As has been the case in some jurisdictions that have legalised adult-use cannabis years after creating medical cannabis markets, the medical market has continued to lose both revenue and participants.

Medical programme updates are typically released once a month by the Arizona Department of Health Services, which is in charge of cannabis regulation in the state, a month before the ADOR updates are made public.

As of November 2022, the total number of cardholders was 156,647. Qualified patients, designated carers, dispensary agents, facility agents, and lab agents are the five types of cardholders in the state.

According to ADHS, industry personnel need the facility agents’ designation in order to operate in dispensaries, medical marijuana outlets, facilities, or adult-use outlets after Proposition 207 legalised recreational use in the state.

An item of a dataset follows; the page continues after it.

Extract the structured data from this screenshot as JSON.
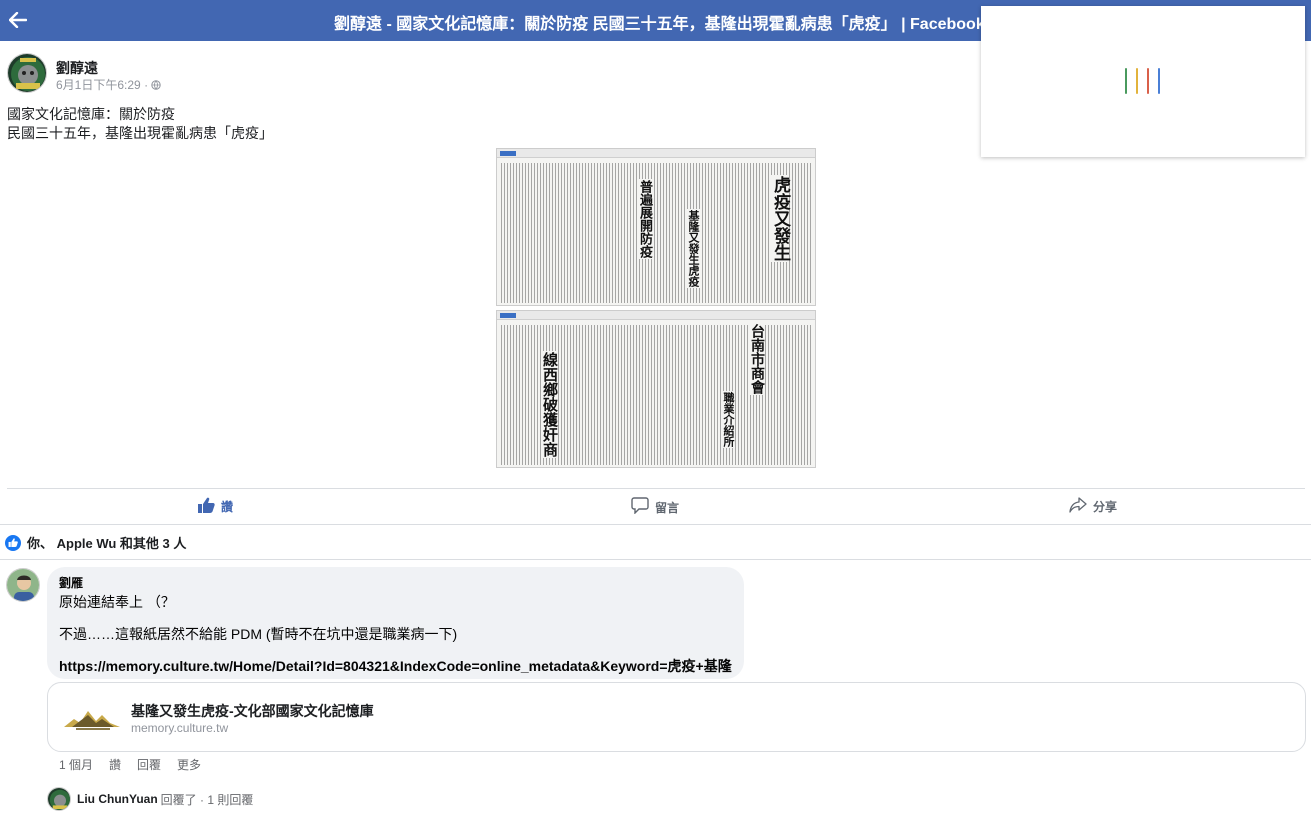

In 2021, lawmakers made it possible for people to work in “dual licenced” stores, which are able to offer both medical and recreational products, without having to pay for two separate licences.

ADHS spokesman Tom Herrmann told the Arizona Mirror via email that “because facility agent cards are less expensive and can be used more flexibly, we’ve seen a huge increase in the number of facility agent cards and a decrease in the number of dispensary agent cards.”

There are 156,647 medical cards in all, with 130,696 corresponding to legitimate patients, and 24,785 to people working in dispensaries and other healthcare facilities.

These figures are in sharp contrast to the medical marijuana market prior to the legalisation of recreational sales in 2021.

ADHS reported 309,479 active medical cardholders in January 2021. Before the facility agent designation, there were 299,054 qualifying patients and 9,489 dispensary agents.

In spite of a 166,000-person decline in eligible patients, more licences have been issued to the industry’s workforce as a result of the new framework.

Medical marijuana sales were 5,606 pounds in November, with 4,814 pounds sold as “flower” and the remaining pounds sold as edibles and other forms of the drug. Customers in Arizona who use medical marijuana spent $18,708 on the drug in January 2021.

Not only does Arizona have a failing medicinal marijuana programme, but so do many other states. When adult recreational use was legalised in Michigan in 2019, the state’s medical market experienced a similar decline.

Michigan’s medicinal cannabis programme has 184,564 eligible patients and 19,916 primary carers as of the end of November 2022, a considerable decrease from the nearly 284,100 patients and 40,200 carers in early 2019, before the launch of recreational sales in that state.

Since then, the medicinal cannabis industry in Michigan has been steadily declining, with nearly a quarter fewer eligible patients projected by 2022.

The sales of flowers for adult use in Michigan jumped from around 25,000 pounds in January to almost 59,000 pounds in November.

An oversupply of cannabis on the market and a thriving black market (or “legacy” market) are blamed for the decline.

The state of Michigan anticipates cannabis sales of over $2 billion by 2023.